Art. 5° Deverá ser observada a distância horizontal mínima de 10% (dez por cento) da altura total da torre, incluindo para-raios, nunca inferior a 4,00 (quatro) metros, entre a projeção horizontal da torre e qualquer edificação existente no mesmo terreno ou suas divisas, sem prejuízo do disposto no caput do artigo anterior.

§ 1º As instalações pré-existentes de sistemas transmissores não estarão sujeitas ao caput deste artigo, desde que anteriormente autorizadas.

§ 2º A separação entre a instalação do sistema transmissor e a edificação obrigatória, devendo ser efetuada por meio de alambrados, muros ou similares, garantindo o acesso independente aos mesmos.

Art. 6º A instalação de sistemas transmissores deverá observar os gabaritos e restrições estabelecidos pelos planos de proteção de aeródromos definidos pela União para os imóveis tombados e suas áreas envoltórias, bem como as demais limitações administrativas pertinentes.

Parágrafo único. Não será permitida a instalação de sistemas transmissores em bens públicos municipais de uso comum do povo e de uso especial, exceto quando da prestação de serviços ao município e respectivos órgãos e/ou entidades assemelhadas, ou destes para os munícipes, ficando sujeitos no que couber, ao que determina esta lei.

Art. 7º As empresas operadoras deverão instalar seus equipamentos em estruturas existentes, ressalvadas as impossibilidades, procurando sempre integrá-las à paisagem existente.

Art. 8º A instalação de sistemas transmissores descritos na presente lei será executada apenas quando for precedida de Estudo de Impacto de Vizinhança.
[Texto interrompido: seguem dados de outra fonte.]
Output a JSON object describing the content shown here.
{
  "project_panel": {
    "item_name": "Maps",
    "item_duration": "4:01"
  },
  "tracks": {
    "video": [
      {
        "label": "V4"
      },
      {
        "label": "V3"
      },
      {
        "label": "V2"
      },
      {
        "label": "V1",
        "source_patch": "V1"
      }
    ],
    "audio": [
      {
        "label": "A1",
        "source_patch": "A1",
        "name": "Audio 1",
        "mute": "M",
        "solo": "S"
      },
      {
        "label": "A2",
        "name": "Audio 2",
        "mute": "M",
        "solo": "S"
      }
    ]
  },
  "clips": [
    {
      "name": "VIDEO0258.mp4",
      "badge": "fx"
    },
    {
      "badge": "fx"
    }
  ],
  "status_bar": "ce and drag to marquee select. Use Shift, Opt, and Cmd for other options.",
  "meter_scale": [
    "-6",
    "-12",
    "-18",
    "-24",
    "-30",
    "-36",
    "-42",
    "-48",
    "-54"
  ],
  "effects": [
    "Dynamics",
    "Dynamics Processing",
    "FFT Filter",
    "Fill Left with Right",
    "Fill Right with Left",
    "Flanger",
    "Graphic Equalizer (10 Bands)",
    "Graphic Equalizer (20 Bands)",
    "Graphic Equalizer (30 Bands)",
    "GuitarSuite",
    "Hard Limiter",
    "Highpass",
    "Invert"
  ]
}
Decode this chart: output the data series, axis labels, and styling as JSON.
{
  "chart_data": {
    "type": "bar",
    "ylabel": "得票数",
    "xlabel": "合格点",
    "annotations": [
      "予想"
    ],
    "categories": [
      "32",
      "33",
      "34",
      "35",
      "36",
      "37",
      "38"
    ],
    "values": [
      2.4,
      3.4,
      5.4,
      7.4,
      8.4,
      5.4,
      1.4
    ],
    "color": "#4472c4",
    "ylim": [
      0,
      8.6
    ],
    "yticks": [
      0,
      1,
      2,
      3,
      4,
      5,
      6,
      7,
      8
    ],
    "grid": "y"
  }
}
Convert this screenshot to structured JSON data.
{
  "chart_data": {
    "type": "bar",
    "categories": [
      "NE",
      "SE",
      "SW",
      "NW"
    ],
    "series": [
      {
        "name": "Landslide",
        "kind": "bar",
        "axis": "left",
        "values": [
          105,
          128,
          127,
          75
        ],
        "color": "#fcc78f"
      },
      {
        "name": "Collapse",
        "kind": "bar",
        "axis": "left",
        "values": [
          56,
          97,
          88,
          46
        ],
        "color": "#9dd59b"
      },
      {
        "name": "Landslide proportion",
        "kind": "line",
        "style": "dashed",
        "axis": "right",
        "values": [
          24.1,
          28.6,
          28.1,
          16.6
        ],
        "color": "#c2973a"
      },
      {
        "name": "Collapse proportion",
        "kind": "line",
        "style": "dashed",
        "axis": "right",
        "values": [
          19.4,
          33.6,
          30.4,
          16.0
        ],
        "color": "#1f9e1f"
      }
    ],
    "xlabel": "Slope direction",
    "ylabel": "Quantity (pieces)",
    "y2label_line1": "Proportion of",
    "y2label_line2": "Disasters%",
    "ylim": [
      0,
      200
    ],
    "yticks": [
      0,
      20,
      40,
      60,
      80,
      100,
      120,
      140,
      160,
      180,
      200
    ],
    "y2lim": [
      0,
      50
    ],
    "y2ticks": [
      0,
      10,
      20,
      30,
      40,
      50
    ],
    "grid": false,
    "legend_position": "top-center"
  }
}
Parágrafo único. A cada 06 (seis) meses da data do Alvará de Construção será obrigatória a apresentação, pela empresa operadora, de relatório técnico (com A.R.T. do CREA) comprobatório de:

a) manutenção preventiva das estruturas, de energia elétrica e do sistema de combate a incêndio;

b) sistema de climatização das instalações térreas;

c) laudo técnico de verticalidade da torre;

d) laudo técnico radiométrico de emissão de radiações.

Art. 9º Deverá ser mantida, no imóvel onde estiver instalado o sistema transmissor, em local que permita leitura natural a partir da rua, placa de identificação da antena e da torre de sustentação, com as seguintes informações: nome da operadora, com seu endereço e telefone, nome do responsável técnico e os números do Alvará de Construção, concedido pela Prefeitura Municipal.

Art. 10. Os parâmetros e exigências estabelecidos nesta lei para a instalação de antenas transmissoras não prejudicam a validade de outros eventualmente estabelecidos na legislação de uso e ocupação do solo e em outras leis que possam aplicar-se a essas instalações.

Art. 11. Será de responsabilidade da Secretaria Municipal de Obras e Habitação fiscalizar o cumprimento do disposto nesta lei.

Art. 12. Esta lei será regulamentada por Decreto do Poder Executivo, no que couber, no prazo de 60 (sessenta) dias .

Art. 13. Esta lei entrará em vigor na data de sua publicação, revogadas as disposições em contrário.

Paço Municipal “Dr. Tancredo de Almeida Neves”, 24 de agosto de 2011.

NASSER MARÃO FILHO

Prefeito Municipal

Publicada e registrada na Divisão de Expediente Administrativo e Legislativo da Prefeitura Municipal, data supra.